Tal como são cristãos: ortodoxos, protestantes (luteranos, anglicanos, evangélicos, calvinistas), católicos e outros.
Graza disse…
Parabéns Carlos Esperança. Um quarto parágrafo cristalino. Levei-o.

Eles não percebem que a Laicidade nos obriga s ser melhores seres humanos do que eles: nós não temos o encosto que nos absolve, a nossa linha é feita de um diálogo permanente da procura do que é bem e é mal. Não estamos viciados em absolvições.
Pai de Família disse…
Colocar, no mesmo saco, todas as "religiões", sabendo-se de antemão que apenas uma e só uma é verdadeira, sendo as demais apenas seitas, é típico dos ateus militantes e dos hereges modernistas (aqueles que se dizem católicos e que defendem a secularização/laicização da sociedade e do Estado, ignorando ou fingindo ignorar tal impossibilidade).

A agenda dos que querem eliminar Deus da sociedade está, por agora, em fase de hibernação, pois a crise que atravessamos - não fossem esses hereges e ateus intrínsecamente materialistas -, vão ocupando quotidianamente o seu tempo.

Deixai a crise passar (tudo é cíclico...) e a agenda retomará em força e vigor.

O homicídio/aborto, legal e a pedido, já está.

O emparelhamento de invertidos, também.

A eutanásia, segue quando for oportuno.

Daqui até à legalização do bestialismo e da pedofilia vai um passo cujo alcance dependerá, apenas, das prioridades dos que procuram a destruição da sociedade tal como a conhecemos (conhecíamos?...).

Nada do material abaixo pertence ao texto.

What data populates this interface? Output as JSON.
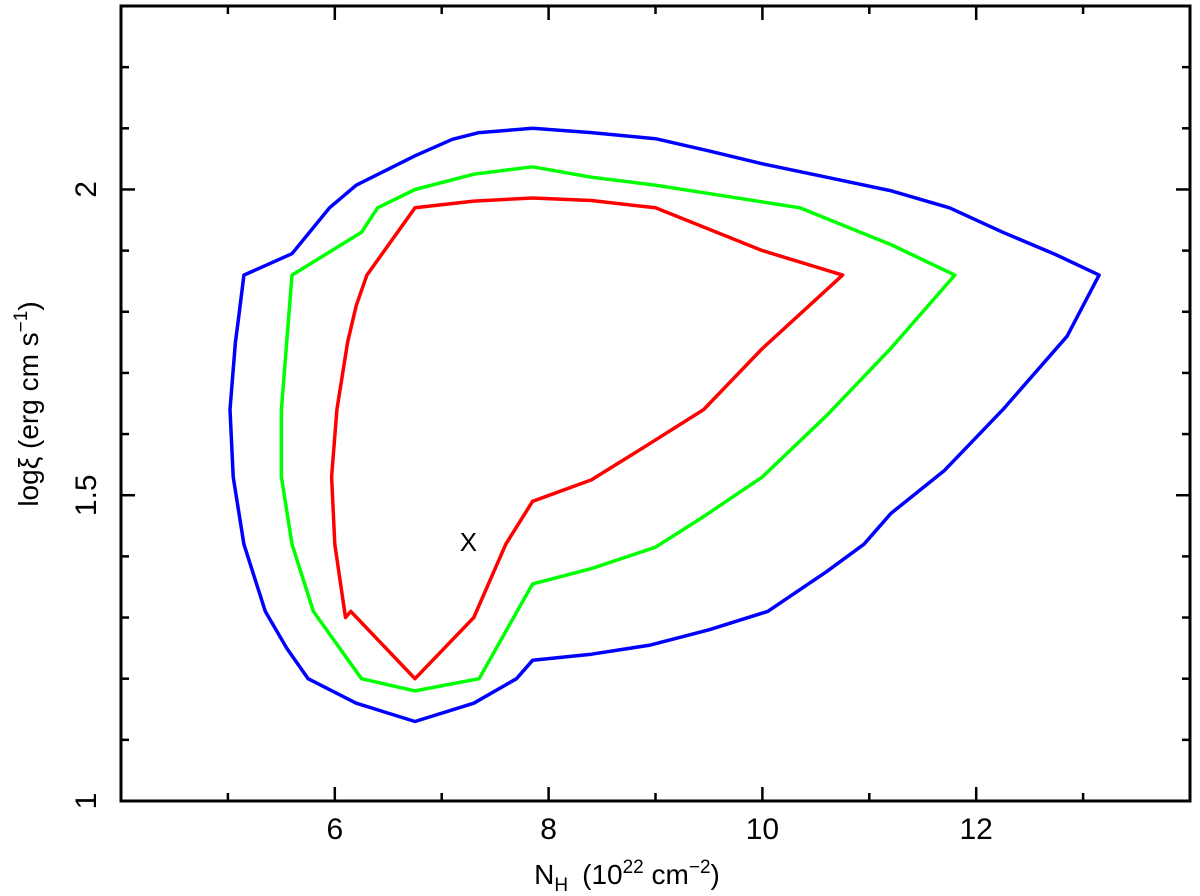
{
  "chart_data": {
    "type": "line",
    "xlabel": {
      "main": "N",
      "sub": "H",
      "rest": "(10",
      "exp": "22",
      "unit": " cm",
      "unit_exp": "−2",
      "close": ")"
    },
    "ylabel": {
      "main": "logξ (erg cm s",
      "exp": "−1",
      "close": ")"
    },
    "xlim": [
      4,
      14
    ],
    "ylim": [
      1,
      2.3
    ],
    "x_ticks": [
      6,
      8,
      10,
      12
    ],
    "x_tick_labels": [
      "6",
      "8",
      "10",
      "12"
    ],
    "x_minor_ticks": [
      5,
      7,
      9,
      11,
      13
    ],
    "y_ticks": [
      1,
      1.5,
      2
    ],
    "y_tick_labels": [
      "1",
      "1.5",
      "2"
    ],
    "y_minor_ticks": [
      1.1,
      1.2,
      1.3,
      1.4,
      1.6,
      1.7,
      1.8,
      1.9,
      2.1,
      2.2
    ],
    "grid": false,
    "best_fit": {
      "label": "X",
      "x": 7.25,
      "y": 1.42
    },
    "series": [
      {
        "color": "#ff0000",
        "points": [
          [
            7.85,
            1.986
          ],
          [
            8.4,
            1.982
          ],
          [
            9.0,
            1.97
          ],
          [
            10.0,
            1.9
          ],
          [
            10.75,
            1.86
          ],
          [
            10.0,
            1.74
          ],
          [
            9.45,
            1.64
          ],
          [
            8.95,
            1.585
          ],
          [
            8.4,
            1.525
          ],
          [
            7.85,
            1.49
          ],
          [
            7.6,
            1.42
          ],
          [
            7.3,
            1.3
          ],
          [
            6.75,
            1.2
          ],
          [
            6.15,
            1.31
          ],
          [
            6.1,
            1.3
          ],
          [
            6.0,
            1.42
          ],
          [
            5.97,
            1.53
          ],
          [
            6.02,
            1.64
          ],
          [
            6.12,
            1.75
          ],
          [
            6.2,
            1.81
          ],
          [
            6.3,
            1.86
          ],
          [
            6.75,
            1.97
          ],
          [
            7.3,
            1.981
          ],
          [
            7.85,
            1.986
          ]
        ]
      },
      {
        "color": "#00ff00",
        "points": [
          [
            7.85,
            2.037
          ],
          [
            8.4,
            2.02
          ],
          [
            9.0,
            2.007
          ],
          [
            10.35,
            1.97
          ],
          [
            11.2,
            1.91
          ],
          [
            11.8,
            1.86
          ],
          [
            11.2,
            1.74
          ],
          [
            10.6,
            1.63
          ],
          [
            10.0,
            1.53
          ],
          [
            9.45,
            1.465
          ],
          [
            9.0,
            1.415
          ],
          [
            8.4,
            1.38
          ],
          [
            7.85,
            1.355
          ],
          [
            7.35,
            1.2
          ],
          [
            6.75,
            1.18
          ],
          [
            6.25,
            1.2
          ],
          [
            5.8,
            1.31
          ],
          [
            5.6,
            1.42
          ],
          [
            5.5,
            1.53
          ],
          [
            5.5,
            1.64
          ],
          [
            5.55,
            1.75
          ],
          [
            5.6,
            1.86
          ],
          [
            6.25,
            1.93
          ],
          [
            6.4,
            1.97
          ],
          [
            6.75,
            2.0
          ],
          [
            7.3,
            2.025
          ],
          [
            7.85,
            2.037
          ]
        ]
      },
      {
        "color": "#0000ff",
        "points": [
          [
            7.85,
            2.1
          ],
          [
            8.4,
            2.093
          ],
          [
            9.0,
            2.083
          ],
          [
            9.5,
            2.063
          ],
          [
            10.0,
            2.042
          ],
          [
            10.6,
            2.02
          ],
          [
            11.2,
            1.998
          ],
          [
            11.75,
            1.97
          ],
          [
            12.25,
            1.93
          ],
          [
            12.75,
            1.893
          ],
          [
            13.15,
            1.86
          ],
          [
            12.85,
            1.76
          ],
          [
            12.25,
            1.64
          ],
          [
            11.7,
            1.54
          ],
          [
            11.2,
            1.47
          ],
          [
            10.95,
            1.42
          ],
          [
            10.6,
            1.375
          ],
          [
            10.05,
            1.31
          ],
          [
            9.5,
            1.28
          ],
          [
            8.95,
            1.255
          ],
          [
            8.4,
            1.24
          ],
          [
            7.85,
            1.23
          ],
          [
            7.7,
            1.2
          ],
          [
            7.3,
            1.16
          ],
          [
            6.75,
            1.13
          ],
          [
            6.2,
            1.16
          ],
          [
            5.75,
            1.2
          ],
          [
            5.55,
            1.25
          ],
          [
            5.35,
            1.31
          ],
          [
            5.15,
            1.42
          ],
          [
            5.05,
            1.53
          ],
          [
            5.02,
            1.64
          ],
          [
            5.07,
            1.75
          ],
          [
            5.1,
            1.79
          ],
          [
            5.15,
            1.86
          ],
          [
            5.6,
            1.895
          ],
          [
            5.95,
            1.97
          ],
          [
            6.2,
            2.007
          ],
          [
            6.75,
            2.055
          ],
          [
            7.1,
            2.082
          ],
          [
            7.35,
            2.093
          ],
          [
            7.85,
            2.1
          ]
        ]
      }
    ]
  }
}
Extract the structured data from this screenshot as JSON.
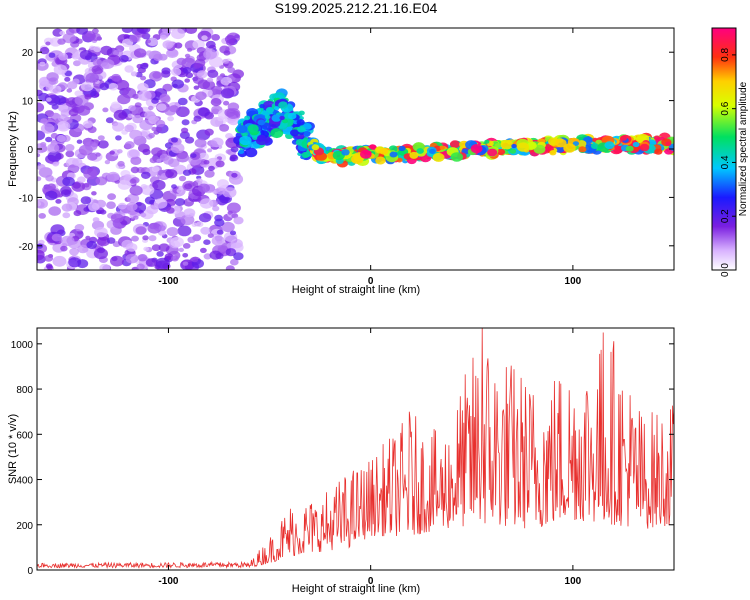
{
  "figure": {
    "title": "S199.2025.212.21.16.E04"
  },
  "chart_data": [
    {
      "type": "heatmap",
      "title": "S199.2025.212.21.16.E04",
      "xlabel": "Height of straight line (km)",
      "ylabel": "Frequency (Hz)",
      "xlim": [
        -165,
        150
      ],
      "ylim": [
        -25,
        25
      ],
      "x_ticks": [
        -100,
        0,
        100
      ],
      "y_ticks": [
        -20,
        -10,
        0,
        10,
        20
      ],
      "colorbar": {
        "label": "Normalized spectral amplitude",
        "range": [
          0.0,
          0.9
        ],
        "ticks": [
          0.0,
          0.2,
          0.4,
          0.6,
          0.8
        ],
        "colormap": "rainbow (white-violet-blue-cyan-green-yellow-red-magenta)"
      },
      "regions": [
        {
          "x_range": [
            -165,
            -65
          ],
          "freq_range": [
            -25,
            25
          ],
          "amplitude": [
            0.05,
            0.2
          ],
          "description": "broadband noise"
        },
        {
          "x_range": [
            -65,
            -30
          ],
          "freq_range": [
            -5,
            14
          ],
          "amplitude": [
            0.2,
            0.5
          ]
        },
        {
          "x_range": [
            -30,
            150
          ],
          "freq_range": [
            -3,
            3
          ],
          "amplitude": [
            0.3,
            0.9
          ]
        }
      ],
      "ridge": {
        "x": [
          -65,
          -55,
          -45,
          -35,
          -25,
          -15,
          0,
          20,
          50,
          80,
          110,
          130,
          145
        ],
        "freq": [
          2,
          5,
          8,
          3,
          -1,
          -1.5,
          -1,
          -1,
          0,
          0.5,
          1,
          1,
          1
        ]
      }
    },
    {
      "type": "line",
      "xlabel": "Height of straight line (km)",
      "ylabel": "SNR (10 * v/v)",
      "xlim": [
        -165,
        150
      ],
      "ylim": [
        0,
        1070
      ],
      "x_ticks": [
        -100,
        0,
        100
      ],
      "y_ticks": [
        0,
        200,
        400,
        600,
        800,
        1000
      ],
      "color": "#e8302e",
      "envelope": [
        {
          "x": -165,
          "base": 10,
          "peak": 30
        },
        {
          "x": -60,
          "base": 10,
          "peak": 35
        },
        {
          "x": -50,
          "base": 30,
          "peak": 150
        },
        {
          "x": -40,
          "base": 60,
          "peak": 300
        },
        {
          "x": -25,
          "base": 80,
          "peak": 330
        },
        {
          "x": -10,
          "base": 100,
          "peak": 450
        },
        {
          "x": 0,
          "base": 150,
          "peak": 500
        },
        {
          "x": 20,
          "base": 150,
          "peak": 700
        },
        {
          "x": 35,
          "base": 180,
          "peak": 600
        },
        {
          "x": 55,
          "base": 200,
          "peak": 1070
        },
        {
          "x": 80,
          "base": 180,
          "peak": 850
        },
        {
          "x": 100,
          "base": 220,
          "peak": 950
        },
        {
          "x": 120,
          "base": 200,
          "peak": 1050
        },
        {
          "x": 135,
          "base": 180,
          "peak": 700
        },
        {
          "x": 150,
          "base": 200,
          "peak": 750
        }
      ],
      "annotations": [
        {
          "x": 55,
          "y": 1070
        },
        {
          "x": 115,
          "y": 1050
        },
        {
          "x": 19,
          "y": 700
        }
      ]
    }
  ]
}
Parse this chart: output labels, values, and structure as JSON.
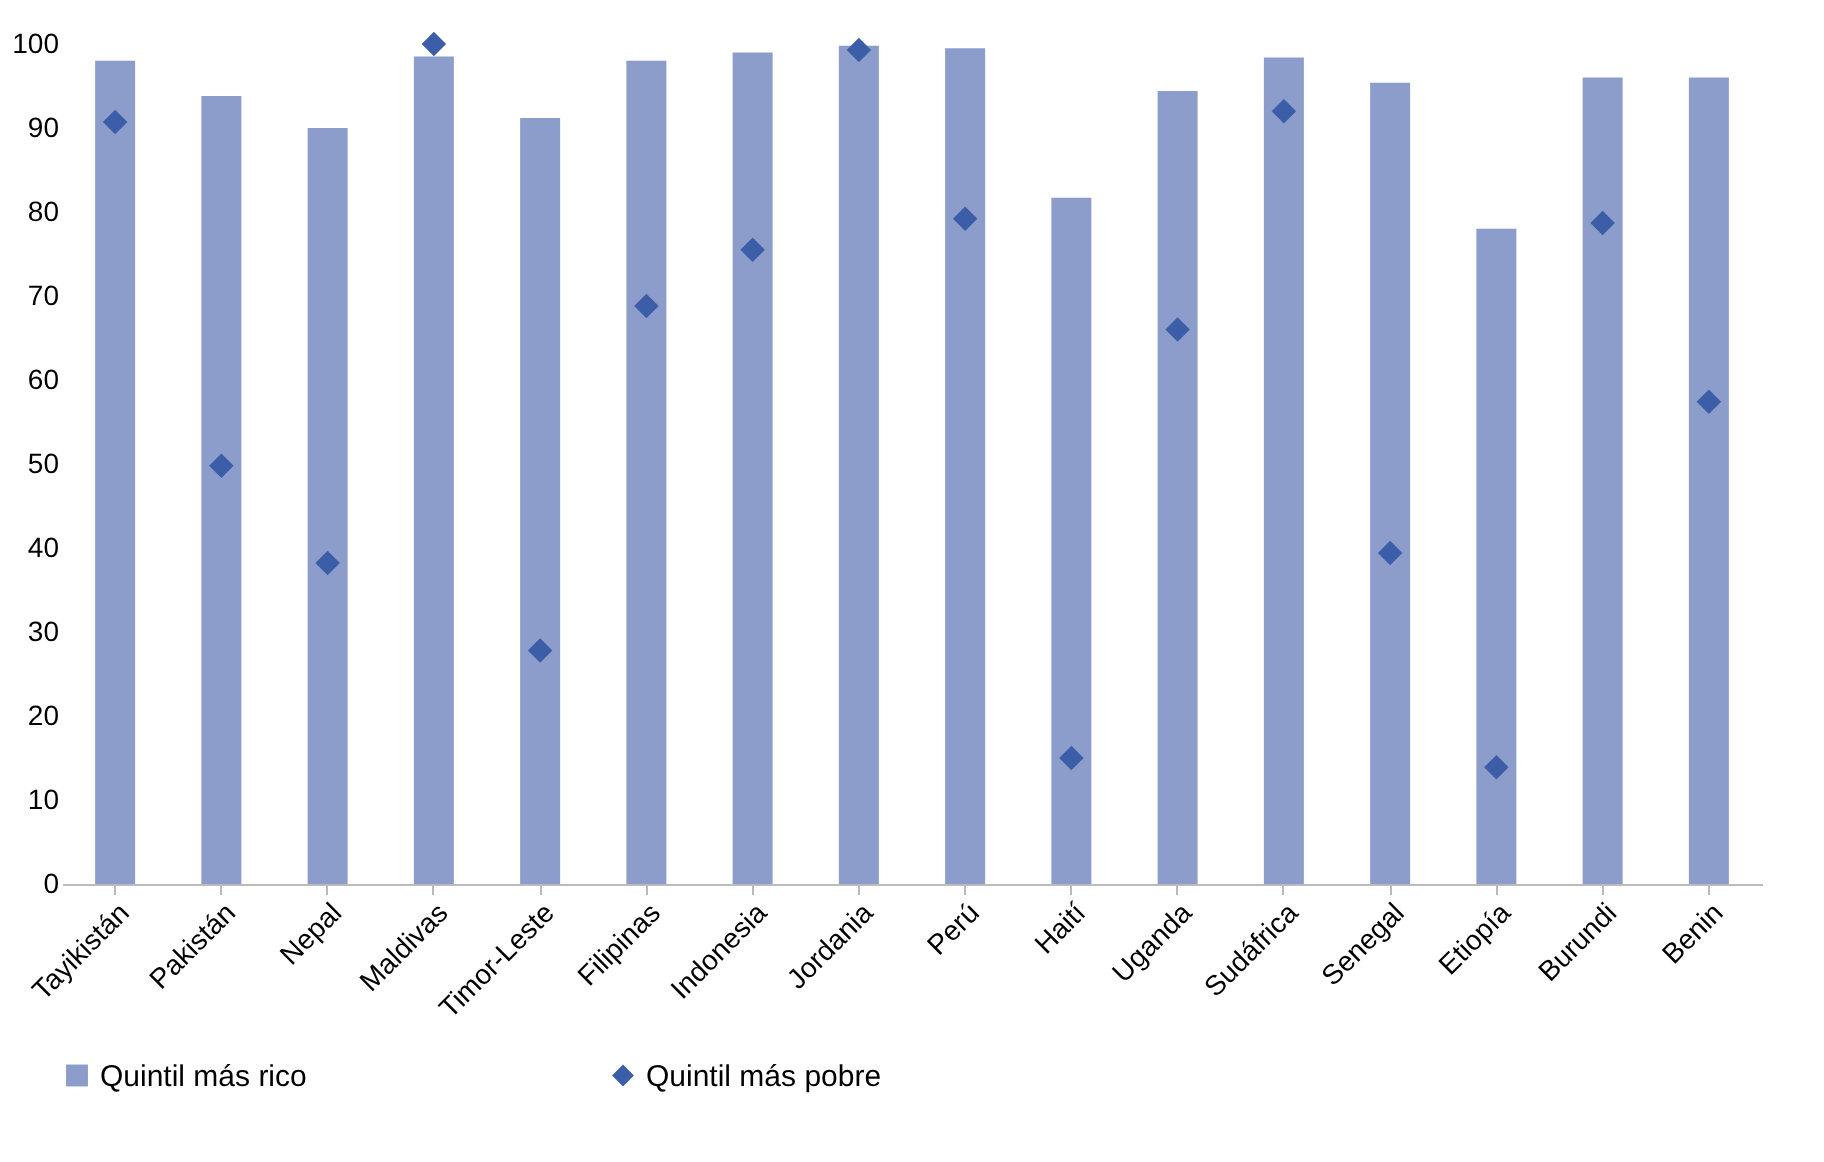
{
  "chart_data": {
    "type": "bar",
    "categories": [
      "Tayikistán",
      "Pakistán",
      "Nepal",
      "Maldivas",
      "Timor-Leste",
      "Filipinas",
      "Indonesia",
      "Jordania",
      "Perú",
      "Haití",
      "Uganda",
      "Sudáfrica",
      "Senegal",
      "Etiopía",
      "Burundi",
      "Benin"
    ],
    "series": [
      {
        "name": "Quintil más rico",
        "color": "#8c9dcc",
        "values": [
          98,
          93.8,
          90,
          98.5,
          91.2,
          98,
          99,
          99.8,
          99.5,
          81.7,
          94.4,
          98.4,
          95.4,
          78,
          96,
          96
        ]
      },
      {
        "name": "Quintil más pobre",
        "type": "scatter",
        "marker": "diamond",
        "color": "#3c5ea8",
        "values": [
          90.7,
          49.8,
          38.2,
          100,
          27.8,
          68.8,
          75.5,
          99.3,
          79.2,
          15,
          66,
          92,
          39.4,
          13.9,
          78.7,
          57.4
        ]
      }
    ],
    "ylim": [
      0,
      100
    ],
    "yticks": [
      0,
      10,
      20,
      30,
      40,
      50,
      60,
      70,
      80,
      90,
      100
    ],
    "grid": false,
    "legend": "bottom"
  }
}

Quem ousaria sequer sonhar, há escassos anos, o emparelhamento oficial de p.ºs?

Deus nos valha!
Completamente de acordo com o post. E não posso deixar de realçar a referência que nele se faz à conivência de certa esquerda com a beatice da direita nos ataques à laicidade. Ainda há dias aqui referi a cobardia da esquerda que assobia para o lado e finge não ver que os feriados religiosos, como o da "Imaculada Conceição" e o do "Corpo de Deus" -seja lá isso o que for -, são uma autêntica aberração num Estado laico.
Mas não é só isso. Permitam-me que cite parte de um post de Miguel Abrantes publicado hoje no blog "Câmara Corporativa":

"Ontem foi o dia em que o Bloco terá posto a Esquerda na gaveta. Reavivando a Santa Aliança, os deputados bloquistas viabilizaram dois projectos de lei do CDS-PP que degradam a escola pública e as suas condições de financiamento e inclinam o sistema educativo português para a direita. Que desvia recursos da escola pública para os colégios privados e que institui um regime de controlo de subsídios (bolsas) aos estudantes diferente do dos mandriões “do rendimento mínimo que não querem trabalhar”."

È sabido que a esmagadora maioria desses colégios privados são católicos e praticam um ensino dominado pela religiosidade católica. São estes colégios que o Bloco de Esquerda - salvo erro com a cumplicidade abstencionista do PC e dos Verdes (passe o pleonasmo) - entendeu, em contubérnio com o CDS, privilegiar. É caso para dizer que com uma esquerda assim não precisamos de direita...
AHP:

Subscrevo o seu comentário.

Fiquei indignado e sem vontade de escrever um texto de repúdio.